The team believes the latest technology can significantly extend the lifespan of structural components such as wind-turbine blades and aircraft wings. Their findings are detailed in Nature Communications.
In a statement, Jason Patrick, corresponding author of the research paper and an assistant professor of civil, construction and environmental engineering at North Carolina State University, said: “Researchers have developed a variety of self-healing materials, but previous strategies for self-healing composites have faced two practical challenges.
“First, the materials often need to be removed from service in order to heal. For instance, some require heating in an oven, which can’t be done for large components or while a given part is in use. Second, the self-healing only works for a limited period. For example, the material might be able to heal a few times, after which its self-repairing properties would significantly diminish. We’ve come up with an approach that addresses both of those challenges in a meaningful way, while retaining the strength and other performance characteristics of structural fibre-composites.”

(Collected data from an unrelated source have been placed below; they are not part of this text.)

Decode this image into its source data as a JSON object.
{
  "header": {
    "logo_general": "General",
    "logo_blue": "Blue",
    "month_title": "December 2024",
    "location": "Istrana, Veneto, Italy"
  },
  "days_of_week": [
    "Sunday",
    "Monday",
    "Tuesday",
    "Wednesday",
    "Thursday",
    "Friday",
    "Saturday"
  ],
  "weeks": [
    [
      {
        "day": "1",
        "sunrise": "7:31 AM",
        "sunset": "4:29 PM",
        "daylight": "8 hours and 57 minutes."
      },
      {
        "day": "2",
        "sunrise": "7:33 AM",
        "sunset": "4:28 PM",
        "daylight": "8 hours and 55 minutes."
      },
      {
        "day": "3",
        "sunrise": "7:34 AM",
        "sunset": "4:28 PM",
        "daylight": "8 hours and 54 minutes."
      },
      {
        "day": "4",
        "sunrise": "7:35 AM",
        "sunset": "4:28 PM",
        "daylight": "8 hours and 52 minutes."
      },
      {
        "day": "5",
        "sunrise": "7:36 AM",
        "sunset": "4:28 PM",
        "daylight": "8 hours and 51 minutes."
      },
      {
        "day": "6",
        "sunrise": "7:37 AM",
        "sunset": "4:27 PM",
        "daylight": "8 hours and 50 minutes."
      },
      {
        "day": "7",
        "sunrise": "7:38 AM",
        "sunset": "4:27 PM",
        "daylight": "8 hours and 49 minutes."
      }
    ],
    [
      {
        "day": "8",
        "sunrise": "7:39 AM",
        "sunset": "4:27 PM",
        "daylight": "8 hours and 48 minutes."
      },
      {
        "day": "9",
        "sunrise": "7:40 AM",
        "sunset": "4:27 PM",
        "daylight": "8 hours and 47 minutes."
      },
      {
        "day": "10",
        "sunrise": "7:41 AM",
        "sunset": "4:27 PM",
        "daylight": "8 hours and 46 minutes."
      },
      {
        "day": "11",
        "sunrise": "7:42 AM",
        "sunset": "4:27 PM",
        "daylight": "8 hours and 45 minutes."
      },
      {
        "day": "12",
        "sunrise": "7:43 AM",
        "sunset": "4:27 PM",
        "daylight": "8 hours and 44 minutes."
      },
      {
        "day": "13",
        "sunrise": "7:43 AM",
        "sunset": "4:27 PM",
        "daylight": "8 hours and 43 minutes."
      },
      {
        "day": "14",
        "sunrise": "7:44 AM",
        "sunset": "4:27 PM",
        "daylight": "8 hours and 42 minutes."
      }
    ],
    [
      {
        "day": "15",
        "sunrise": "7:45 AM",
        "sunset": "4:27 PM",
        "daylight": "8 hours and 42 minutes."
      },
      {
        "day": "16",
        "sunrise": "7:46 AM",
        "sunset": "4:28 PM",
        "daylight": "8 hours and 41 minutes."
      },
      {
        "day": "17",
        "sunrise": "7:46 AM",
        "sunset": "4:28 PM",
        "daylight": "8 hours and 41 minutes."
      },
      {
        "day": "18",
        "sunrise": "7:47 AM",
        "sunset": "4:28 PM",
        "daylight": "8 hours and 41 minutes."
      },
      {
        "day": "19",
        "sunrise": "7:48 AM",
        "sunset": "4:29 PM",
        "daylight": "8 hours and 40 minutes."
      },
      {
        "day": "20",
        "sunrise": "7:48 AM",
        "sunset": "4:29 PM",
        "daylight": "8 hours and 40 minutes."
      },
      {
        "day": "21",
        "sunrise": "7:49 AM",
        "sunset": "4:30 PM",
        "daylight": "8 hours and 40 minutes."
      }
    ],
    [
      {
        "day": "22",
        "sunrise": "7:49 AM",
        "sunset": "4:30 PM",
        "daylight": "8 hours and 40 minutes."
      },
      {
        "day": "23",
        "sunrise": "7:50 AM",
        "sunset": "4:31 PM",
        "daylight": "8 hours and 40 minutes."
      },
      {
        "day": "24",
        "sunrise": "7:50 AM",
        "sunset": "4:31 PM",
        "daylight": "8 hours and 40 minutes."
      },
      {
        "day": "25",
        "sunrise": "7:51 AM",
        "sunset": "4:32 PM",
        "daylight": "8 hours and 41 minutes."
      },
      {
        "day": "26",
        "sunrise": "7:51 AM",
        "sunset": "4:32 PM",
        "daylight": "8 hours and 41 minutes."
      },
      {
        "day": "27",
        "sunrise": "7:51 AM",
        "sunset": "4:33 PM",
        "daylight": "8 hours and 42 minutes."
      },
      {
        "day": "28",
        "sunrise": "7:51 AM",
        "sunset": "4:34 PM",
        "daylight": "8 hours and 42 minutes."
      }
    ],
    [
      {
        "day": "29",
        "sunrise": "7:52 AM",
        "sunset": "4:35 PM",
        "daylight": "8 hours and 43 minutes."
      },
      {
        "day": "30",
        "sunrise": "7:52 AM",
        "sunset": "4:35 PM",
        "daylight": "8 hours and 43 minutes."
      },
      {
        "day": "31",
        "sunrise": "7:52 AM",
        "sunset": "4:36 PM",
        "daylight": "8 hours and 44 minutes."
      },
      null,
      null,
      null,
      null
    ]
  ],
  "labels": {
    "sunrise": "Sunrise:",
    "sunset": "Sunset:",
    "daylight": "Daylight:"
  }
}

Laminated composites are made from layers of fibrous reinforcement, such as glass and carbon-fibre, and bonded together. Damage most often occurs when the ‘glue’ that binds these layers together begins to delaminate. The research team addressed this by 3D printing a pattern of thermoplastic healing agent onto the reinforcement material. The researchers also embedded thin ‘heater’ layers in the composite. When an electrical current is applied, the heater layers warm up. This melts the healing agent, which flows into any cracks or microfractures within the composite and repairs them.
“We’ve found that this process can be repeated at least 100 times while maintaining the effectiveness of the self-healing,” said Patrick. “We don’t know what the upper limit is, if there is one.”
The printed thermoplastic is claimed to enhance inherent resistance to fracture by up to 500 per cent, and the healing agent and heater layers are made of readily available materials.
If incorporated into aircraft wings, the internal heating elements would allow airlines to stop using chemical agents to remove ice from wings when aircraft are on the ground, and also to de-ice in flight.
“We’ve demonstrated that this multi-functional technology works,” said Patrick. “We’re now looking for government and industry partners to help us tailor these polymer-based composites for use in specific applications.”